I’m unclear from your description whether the 0′s are necessary. If you don’t want them, you can use “#.” instead, right? What use case doesn’t the existing behavior support? It’s supposed to be compatible with existing standards, so if it’s not, a test case and patch would be great.
Xaprb
10 Oct 07 at 12:50 pm
I can’t include your GPL code in an APACHE licensed project, as GPL requires me to license my work under GPL… For same reason I can dual license as the only license compatible with GPL is … GPL.
Fyi, APACHE/BSD/MIT licenses are recognized free software licenses taht allow the code to be included in any software (even commercial) with the only restriction NOT to use the author name as a trademark, and to keep in source code the original copyright notices.

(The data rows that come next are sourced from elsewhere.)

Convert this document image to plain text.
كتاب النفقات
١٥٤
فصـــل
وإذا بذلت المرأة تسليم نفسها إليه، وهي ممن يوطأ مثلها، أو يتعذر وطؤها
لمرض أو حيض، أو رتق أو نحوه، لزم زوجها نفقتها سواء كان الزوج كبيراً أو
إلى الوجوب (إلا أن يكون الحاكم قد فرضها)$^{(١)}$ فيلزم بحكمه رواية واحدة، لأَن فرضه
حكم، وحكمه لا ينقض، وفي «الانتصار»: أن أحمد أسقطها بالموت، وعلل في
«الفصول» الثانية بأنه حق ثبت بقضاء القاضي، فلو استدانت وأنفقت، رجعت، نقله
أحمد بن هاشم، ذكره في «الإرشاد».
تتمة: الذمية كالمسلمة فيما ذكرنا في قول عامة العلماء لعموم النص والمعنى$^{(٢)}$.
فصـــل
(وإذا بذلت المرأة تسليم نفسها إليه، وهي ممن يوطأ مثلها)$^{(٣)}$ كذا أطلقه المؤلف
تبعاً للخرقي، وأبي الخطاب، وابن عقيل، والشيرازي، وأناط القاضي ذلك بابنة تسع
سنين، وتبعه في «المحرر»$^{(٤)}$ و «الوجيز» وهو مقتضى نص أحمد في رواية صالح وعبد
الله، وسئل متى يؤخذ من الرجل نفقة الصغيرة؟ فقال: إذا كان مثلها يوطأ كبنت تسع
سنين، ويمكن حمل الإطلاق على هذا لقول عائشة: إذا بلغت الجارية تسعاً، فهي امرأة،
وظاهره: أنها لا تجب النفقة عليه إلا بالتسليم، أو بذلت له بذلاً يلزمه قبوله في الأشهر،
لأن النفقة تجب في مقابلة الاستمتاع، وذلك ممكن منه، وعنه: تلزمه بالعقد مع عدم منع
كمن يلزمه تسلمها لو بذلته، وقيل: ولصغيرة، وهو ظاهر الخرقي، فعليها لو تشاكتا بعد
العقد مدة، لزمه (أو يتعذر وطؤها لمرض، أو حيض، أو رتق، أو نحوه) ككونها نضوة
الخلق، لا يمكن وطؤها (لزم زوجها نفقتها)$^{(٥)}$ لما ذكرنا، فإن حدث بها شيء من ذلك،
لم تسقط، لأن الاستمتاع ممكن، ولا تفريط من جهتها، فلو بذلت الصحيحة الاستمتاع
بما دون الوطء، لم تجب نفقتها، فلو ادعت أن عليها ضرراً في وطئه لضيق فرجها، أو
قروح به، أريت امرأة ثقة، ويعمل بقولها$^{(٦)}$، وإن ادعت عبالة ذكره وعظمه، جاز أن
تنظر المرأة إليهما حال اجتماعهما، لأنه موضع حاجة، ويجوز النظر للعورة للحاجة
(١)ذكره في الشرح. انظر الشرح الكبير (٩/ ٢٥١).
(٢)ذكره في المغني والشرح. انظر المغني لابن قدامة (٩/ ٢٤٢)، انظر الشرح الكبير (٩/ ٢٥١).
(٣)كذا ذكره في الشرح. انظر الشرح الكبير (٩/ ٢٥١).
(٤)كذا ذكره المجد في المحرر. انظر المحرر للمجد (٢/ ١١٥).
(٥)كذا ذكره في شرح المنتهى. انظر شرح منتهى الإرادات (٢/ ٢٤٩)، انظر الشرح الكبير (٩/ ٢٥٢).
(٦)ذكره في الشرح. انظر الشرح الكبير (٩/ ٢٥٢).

The issue with “0″ is for formating 4 -> “4″ and 4.1 -> “4.1″ with the same pattern. From your test cases :
-> 4.5, “0.00″, “4.50″, // OK : fixed number of decimals
-> 4, “0.#”, “4.0″, // I expected : “4″ # should be for optional
Nicolas De Loof
11 Oct 07 at 4:26 am
that would also be nice to configure the group and decimal symbol beeing used. As a french user, I’m using “,” for decimals and ” ” for hundreds.